El regreso verdiblanco al segundo escalón del balompié estatal (seis temporadas en la categoría entre 2000 y 2008) permitió que los aficionados más jóvenes disfrutaran de la Liga de Fútbol Profesional. De esta época reciente data el curioso récord que tiene el Racing de Ferrol: es el equipo que más tiempo ha militado en la antesala de la élite sin haber alcanzado nunca la Primera División. En sus 34 temporadas en Segunda A, no obstante, los ferrolanos disputaron varias promociones de ascenso. Su mejor puesto histórico es el segundo puesto de la campaña 1939/1940. 

El año en el que acabó la Guerra Civil el equipo racinguista fue subcampeón de la Copa del Generalísimo, bautizada así en honor al cargo que ocupaba el dictador Francisco Franco, nacido precisamente en Ferrol. En el Estadio de Montjuïc, los gallegos perdieron 6-2 una final disputada contra el Sevilla Fútbol Club, que sería una de los dominadores del fútbol español durante la década de los cuarenta. Esa gesta figura en el palmarés de un club que ha conseguido dos títulos de Segunda B, además de ser en nueve ocasiones el mejor equipo gallego de Tercera División. Un viaje largo y lleno de aventuras que explica perfectamente las ambiciones de la entidad. 

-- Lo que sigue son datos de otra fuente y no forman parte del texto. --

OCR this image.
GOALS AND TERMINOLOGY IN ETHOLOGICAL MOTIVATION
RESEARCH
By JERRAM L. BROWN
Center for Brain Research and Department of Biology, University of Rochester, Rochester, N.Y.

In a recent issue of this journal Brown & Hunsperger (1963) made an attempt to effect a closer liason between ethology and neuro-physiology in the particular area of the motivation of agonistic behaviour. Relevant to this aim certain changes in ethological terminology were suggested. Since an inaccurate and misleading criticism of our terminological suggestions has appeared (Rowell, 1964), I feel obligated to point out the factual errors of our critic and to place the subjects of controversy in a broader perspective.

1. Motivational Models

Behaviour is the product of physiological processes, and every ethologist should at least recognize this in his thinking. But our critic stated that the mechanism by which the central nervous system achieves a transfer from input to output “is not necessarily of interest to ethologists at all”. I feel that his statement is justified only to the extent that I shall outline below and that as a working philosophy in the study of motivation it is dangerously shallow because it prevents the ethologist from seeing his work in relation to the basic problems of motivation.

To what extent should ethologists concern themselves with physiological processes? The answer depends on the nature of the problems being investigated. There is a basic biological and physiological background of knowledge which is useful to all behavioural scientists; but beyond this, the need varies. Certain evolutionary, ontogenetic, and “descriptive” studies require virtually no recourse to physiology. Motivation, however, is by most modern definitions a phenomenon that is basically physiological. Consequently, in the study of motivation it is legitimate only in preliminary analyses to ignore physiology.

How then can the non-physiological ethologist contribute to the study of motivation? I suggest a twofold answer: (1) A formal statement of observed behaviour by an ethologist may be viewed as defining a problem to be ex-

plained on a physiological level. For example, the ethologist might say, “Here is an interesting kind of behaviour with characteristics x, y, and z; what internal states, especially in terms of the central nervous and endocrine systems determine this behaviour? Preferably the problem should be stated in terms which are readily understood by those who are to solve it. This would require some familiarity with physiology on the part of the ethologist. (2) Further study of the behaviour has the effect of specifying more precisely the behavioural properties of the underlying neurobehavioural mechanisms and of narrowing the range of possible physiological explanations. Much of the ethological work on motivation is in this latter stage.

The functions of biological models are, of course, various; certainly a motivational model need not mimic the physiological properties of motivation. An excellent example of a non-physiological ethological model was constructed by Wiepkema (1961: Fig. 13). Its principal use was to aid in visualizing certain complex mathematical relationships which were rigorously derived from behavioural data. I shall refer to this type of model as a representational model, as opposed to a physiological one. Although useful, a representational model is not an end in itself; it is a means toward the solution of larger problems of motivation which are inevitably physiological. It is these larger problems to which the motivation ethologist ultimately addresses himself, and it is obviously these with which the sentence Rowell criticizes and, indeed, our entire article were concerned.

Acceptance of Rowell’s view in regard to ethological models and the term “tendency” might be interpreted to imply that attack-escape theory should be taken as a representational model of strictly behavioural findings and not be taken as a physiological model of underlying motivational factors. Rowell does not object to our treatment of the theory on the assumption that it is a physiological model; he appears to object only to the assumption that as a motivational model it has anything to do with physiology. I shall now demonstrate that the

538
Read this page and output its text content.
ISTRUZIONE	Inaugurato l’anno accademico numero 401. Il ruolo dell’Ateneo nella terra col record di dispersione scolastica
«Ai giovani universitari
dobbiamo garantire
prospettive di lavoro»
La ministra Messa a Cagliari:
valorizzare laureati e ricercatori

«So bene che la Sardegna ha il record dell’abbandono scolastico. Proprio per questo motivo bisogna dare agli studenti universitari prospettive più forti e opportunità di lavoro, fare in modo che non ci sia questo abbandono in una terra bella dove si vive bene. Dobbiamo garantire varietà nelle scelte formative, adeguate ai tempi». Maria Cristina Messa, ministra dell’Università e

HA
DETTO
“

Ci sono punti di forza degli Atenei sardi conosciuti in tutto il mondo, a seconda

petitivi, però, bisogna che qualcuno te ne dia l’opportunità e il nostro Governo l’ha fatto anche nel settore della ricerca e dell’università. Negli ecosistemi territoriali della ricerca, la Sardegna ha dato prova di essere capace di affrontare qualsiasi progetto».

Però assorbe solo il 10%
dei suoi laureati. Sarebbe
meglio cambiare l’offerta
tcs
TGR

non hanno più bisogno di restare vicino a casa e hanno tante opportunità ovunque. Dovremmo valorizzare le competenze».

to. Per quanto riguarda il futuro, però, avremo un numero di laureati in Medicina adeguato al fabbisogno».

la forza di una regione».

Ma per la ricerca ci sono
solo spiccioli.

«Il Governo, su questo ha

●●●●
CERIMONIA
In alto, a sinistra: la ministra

El Racing Club de Ferrol –después de regresar en el primer intento a una Segunda B de la que fue descabalgado en 2018– ansía, tarde o temprano, volver a un playoff que le conduzca nuevamente a Segunda A. Esta temporada, de momento, pelea por poner tierra de por medio con el descenso. Acercarse a la cuarta plaza del grupo I, que se prevé muy disputada, no es un imposible matemática y la plantilla que comanda el entrenador aragonés Emilio Larraz se ha conjurado para conseguirlo. Les obliga su pasado, que los racinguistas exhiben orgullosos organizando eventos como, por ejemplo, una exhibición que resume los cien años del club. Cada vez que saltan al césped de A Malata (un coqueto estadio con capacidad para 12 mil espectadores), los futbolistas del Racing reivindican que este deporte tiene raíces profundas en esta ciudad de 66 mil habitantes, cuna de la tortilla de patatas –en su modalidad poco cuajada– y de un medallista olímpico como el triatleta Javier Gómez Noya. Allá por 1892 se escribió la primera crónica de un partido de fútbol. Lo disputaron los marineros de un barco de la Armada británica que había amarrado en el puerto de Ferrol. Desde entonces, la pelota no ha dejado de rodar en este rincón gallego a orillas del Atlántico.